The UK Coalition government of 2010-2015 pledged to banish that ignorance and hostility. Liberal Democrat leader Nick Clegg announcing they’d establish a centre to promote the benefits of employee ownership, including for succession planning. It never happened – while less well-known than Clegg’s U-turn on student university fees, it was probably more damaging to the long-term success of the economy.

The Coalition government also pledged to promote corporate diversity, including in the financial services sector, but that pledge too was broken, with an index of corporate diversity showing no improvement over subsequent years.

So employee ownership can be more effective and such companies tend to have better outcomes. But these benefits don’t follow automatically: they require a considerable and sustained effort from management. This includes managers getting used to the idea that they’re answerable to the employees rather than shareholders. Research has found this can be a major hurdle, not so much for the senior management who will generally appreciate the potential gain, but for middle management, who will have got used to the old, adversarial ways of giving orders.

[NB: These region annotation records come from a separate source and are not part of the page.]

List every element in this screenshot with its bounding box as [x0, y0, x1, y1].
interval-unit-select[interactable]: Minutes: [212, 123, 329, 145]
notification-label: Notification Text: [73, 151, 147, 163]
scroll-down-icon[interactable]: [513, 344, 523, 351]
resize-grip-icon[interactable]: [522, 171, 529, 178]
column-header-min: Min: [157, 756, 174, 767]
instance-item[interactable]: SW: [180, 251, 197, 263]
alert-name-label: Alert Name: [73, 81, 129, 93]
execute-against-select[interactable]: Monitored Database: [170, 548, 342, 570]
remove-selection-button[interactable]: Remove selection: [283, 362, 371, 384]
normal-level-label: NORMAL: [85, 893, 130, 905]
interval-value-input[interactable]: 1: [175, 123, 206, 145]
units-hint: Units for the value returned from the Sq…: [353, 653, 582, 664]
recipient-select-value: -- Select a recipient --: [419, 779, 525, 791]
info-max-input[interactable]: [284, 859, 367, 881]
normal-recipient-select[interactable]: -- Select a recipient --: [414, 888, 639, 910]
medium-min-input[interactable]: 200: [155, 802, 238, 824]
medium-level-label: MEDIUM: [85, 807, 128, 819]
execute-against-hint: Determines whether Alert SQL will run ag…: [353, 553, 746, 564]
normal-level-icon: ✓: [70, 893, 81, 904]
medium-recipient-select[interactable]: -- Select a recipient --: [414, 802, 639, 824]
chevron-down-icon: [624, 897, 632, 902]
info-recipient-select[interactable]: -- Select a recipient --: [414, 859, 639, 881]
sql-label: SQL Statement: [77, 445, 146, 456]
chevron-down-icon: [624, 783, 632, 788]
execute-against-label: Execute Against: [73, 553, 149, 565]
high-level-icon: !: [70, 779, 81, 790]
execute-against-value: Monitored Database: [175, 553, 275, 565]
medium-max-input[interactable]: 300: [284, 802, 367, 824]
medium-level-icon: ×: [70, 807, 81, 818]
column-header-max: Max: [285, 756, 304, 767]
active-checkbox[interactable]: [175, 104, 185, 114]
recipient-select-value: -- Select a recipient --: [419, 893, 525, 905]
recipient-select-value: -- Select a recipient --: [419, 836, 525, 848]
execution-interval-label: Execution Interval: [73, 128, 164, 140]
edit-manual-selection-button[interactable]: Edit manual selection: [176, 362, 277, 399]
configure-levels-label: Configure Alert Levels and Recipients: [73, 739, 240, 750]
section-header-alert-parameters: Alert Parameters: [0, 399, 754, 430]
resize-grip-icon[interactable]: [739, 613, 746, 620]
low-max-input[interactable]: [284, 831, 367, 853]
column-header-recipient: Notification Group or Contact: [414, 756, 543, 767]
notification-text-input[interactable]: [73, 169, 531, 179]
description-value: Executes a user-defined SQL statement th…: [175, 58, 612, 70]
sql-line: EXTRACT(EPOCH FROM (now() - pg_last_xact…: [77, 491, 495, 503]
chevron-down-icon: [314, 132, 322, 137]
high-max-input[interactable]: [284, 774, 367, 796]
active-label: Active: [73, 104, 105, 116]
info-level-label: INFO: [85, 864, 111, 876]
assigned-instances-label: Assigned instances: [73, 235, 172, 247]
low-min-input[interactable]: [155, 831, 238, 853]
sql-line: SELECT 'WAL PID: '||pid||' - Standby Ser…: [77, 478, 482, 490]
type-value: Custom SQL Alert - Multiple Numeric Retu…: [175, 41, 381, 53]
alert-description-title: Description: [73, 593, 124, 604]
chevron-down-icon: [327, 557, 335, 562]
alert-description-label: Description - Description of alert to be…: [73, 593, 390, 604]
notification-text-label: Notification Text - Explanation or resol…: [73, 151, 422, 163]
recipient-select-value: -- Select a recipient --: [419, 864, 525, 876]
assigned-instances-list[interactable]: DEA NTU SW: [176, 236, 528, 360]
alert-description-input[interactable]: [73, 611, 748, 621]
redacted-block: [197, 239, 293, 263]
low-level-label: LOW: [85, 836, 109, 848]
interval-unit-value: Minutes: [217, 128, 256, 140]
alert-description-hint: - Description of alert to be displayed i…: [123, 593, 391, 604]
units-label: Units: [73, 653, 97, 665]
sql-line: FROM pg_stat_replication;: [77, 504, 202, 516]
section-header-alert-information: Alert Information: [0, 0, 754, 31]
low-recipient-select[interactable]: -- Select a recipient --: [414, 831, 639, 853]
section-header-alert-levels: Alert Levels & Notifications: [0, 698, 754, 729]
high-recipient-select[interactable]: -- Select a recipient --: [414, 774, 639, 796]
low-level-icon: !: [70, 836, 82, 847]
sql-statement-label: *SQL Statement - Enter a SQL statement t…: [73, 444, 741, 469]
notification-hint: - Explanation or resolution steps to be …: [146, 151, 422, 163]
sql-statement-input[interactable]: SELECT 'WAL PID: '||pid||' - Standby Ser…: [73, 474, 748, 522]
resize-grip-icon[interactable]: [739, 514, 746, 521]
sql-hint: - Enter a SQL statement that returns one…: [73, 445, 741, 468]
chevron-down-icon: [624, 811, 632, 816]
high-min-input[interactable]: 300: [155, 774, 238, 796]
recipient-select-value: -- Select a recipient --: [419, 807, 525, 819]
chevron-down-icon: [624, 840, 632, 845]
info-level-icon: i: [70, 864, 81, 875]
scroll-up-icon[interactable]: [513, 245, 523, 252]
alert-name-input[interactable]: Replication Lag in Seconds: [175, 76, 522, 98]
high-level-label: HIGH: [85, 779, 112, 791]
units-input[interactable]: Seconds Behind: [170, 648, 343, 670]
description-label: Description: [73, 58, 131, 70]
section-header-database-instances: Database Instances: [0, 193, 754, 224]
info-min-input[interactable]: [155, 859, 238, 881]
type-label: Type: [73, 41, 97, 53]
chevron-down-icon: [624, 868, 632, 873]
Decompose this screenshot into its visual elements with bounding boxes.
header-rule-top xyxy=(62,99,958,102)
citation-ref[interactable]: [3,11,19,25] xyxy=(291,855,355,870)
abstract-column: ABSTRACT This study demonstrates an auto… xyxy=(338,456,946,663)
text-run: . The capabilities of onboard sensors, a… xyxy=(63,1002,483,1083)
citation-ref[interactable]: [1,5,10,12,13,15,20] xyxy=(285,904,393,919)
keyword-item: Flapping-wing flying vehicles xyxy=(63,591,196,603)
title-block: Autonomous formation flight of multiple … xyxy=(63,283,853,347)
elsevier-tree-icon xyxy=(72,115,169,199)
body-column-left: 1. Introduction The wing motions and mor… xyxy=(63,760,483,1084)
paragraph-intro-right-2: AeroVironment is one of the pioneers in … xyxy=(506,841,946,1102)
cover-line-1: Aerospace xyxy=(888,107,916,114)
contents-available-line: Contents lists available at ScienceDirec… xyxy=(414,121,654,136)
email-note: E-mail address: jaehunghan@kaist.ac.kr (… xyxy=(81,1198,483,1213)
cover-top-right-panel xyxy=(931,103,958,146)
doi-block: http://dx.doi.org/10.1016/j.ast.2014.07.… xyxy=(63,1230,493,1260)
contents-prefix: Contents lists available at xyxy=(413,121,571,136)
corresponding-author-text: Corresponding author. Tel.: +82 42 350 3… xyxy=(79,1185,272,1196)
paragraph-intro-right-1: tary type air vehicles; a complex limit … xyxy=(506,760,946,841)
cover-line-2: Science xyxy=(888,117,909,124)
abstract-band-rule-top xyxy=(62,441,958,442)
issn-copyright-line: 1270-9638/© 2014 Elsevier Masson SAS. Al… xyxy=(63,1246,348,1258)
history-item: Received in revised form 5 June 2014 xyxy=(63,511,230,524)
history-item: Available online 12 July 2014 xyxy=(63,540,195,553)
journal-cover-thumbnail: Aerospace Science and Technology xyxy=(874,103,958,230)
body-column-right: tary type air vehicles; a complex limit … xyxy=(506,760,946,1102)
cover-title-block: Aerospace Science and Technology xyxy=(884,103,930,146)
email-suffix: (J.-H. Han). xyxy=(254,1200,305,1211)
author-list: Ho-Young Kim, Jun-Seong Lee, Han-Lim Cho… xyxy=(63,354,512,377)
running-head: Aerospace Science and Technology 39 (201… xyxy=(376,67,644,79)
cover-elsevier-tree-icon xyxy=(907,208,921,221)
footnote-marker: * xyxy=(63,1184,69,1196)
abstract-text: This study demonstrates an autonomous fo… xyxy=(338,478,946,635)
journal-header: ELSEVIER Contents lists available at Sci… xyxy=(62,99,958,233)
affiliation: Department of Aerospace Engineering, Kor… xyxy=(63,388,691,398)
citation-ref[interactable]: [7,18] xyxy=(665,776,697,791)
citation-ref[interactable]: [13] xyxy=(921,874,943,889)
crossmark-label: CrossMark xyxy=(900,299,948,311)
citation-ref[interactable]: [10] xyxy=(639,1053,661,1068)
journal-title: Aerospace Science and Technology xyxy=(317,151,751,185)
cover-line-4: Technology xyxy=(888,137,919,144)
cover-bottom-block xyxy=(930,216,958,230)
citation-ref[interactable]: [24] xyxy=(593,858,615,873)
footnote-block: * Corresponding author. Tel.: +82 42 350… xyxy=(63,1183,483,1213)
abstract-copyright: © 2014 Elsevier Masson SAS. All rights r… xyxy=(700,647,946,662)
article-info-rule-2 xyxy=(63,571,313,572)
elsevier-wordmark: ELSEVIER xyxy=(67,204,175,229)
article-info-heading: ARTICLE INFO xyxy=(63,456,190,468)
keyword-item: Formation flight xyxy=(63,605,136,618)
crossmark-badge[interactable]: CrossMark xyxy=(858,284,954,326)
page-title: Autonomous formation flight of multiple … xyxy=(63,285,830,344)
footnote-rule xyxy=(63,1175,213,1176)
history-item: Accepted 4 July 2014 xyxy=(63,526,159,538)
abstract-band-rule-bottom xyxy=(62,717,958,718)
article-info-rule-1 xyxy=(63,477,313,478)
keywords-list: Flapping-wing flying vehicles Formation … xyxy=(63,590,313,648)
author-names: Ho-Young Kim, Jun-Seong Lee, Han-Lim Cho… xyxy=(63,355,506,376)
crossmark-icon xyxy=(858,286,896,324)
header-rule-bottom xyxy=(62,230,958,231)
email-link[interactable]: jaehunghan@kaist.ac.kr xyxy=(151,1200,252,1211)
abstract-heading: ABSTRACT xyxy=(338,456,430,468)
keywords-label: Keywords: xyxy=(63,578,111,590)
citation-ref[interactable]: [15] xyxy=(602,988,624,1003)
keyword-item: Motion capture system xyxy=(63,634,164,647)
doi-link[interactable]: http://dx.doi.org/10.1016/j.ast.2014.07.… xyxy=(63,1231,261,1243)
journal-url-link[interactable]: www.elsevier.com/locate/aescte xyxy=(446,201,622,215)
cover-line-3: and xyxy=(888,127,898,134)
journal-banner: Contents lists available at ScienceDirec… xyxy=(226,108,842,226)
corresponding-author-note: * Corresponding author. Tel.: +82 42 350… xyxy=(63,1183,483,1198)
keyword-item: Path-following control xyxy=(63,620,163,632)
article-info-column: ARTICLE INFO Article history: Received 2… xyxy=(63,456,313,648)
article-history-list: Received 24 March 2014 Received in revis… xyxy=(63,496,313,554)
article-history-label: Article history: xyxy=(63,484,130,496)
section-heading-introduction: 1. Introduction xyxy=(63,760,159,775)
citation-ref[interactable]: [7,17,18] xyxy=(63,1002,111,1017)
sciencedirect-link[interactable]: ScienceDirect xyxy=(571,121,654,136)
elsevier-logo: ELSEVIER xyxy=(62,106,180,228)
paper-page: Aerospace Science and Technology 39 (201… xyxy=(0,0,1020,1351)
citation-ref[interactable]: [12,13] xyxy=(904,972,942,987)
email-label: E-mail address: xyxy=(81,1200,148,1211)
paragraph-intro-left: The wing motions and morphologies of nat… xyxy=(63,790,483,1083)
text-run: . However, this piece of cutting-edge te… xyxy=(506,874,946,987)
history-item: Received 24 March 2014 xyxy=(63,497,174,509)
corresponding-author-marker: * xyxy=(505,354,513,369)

It also requires the support of government, in the form of legislation and regulation. All three political parties claim to be supportive of employee ownership. Despite their failures in the Coalition government, the Liberal Democrats remain committed to promoting employee ownership; when Theresa May became prime minister, she made supportive noises that included proposals to put employees on company boards (later quietly shelved). Shadow Chancellor John McDonnell pledged that a Labour government will introduce employee ownership.

The key to the success of John Lewis over the decades has been not just the positive effects of employee ownership on employee motivation, commitment, innovation and productivity, but also that the employee trust is committed to promoting the interests of current and future employees. This has allowed them to sustain a more long-termist outlook, for example in rejecting takeover bids that might provide current employees with a windfall, but offer bleaker prospects for future generations of employees.

However, UK company law governing employee ownership trusts includes a rule against perpetuity: such trusts are limited to 125 years (previously 80). To establish the John Lewis Trust required an Act of Parliament, and relied upon a version of the non-perpetuity rule – dating from the time of the Crusades – under which the trust is limited to “21 years after the death of the last survivor of the descendants then living of the British monarch at the time”. In this case, 21 years after the death of Queen Elizabeth II.

This has to change. Otherwise, all gains from employee ownership that are won will prove temporary.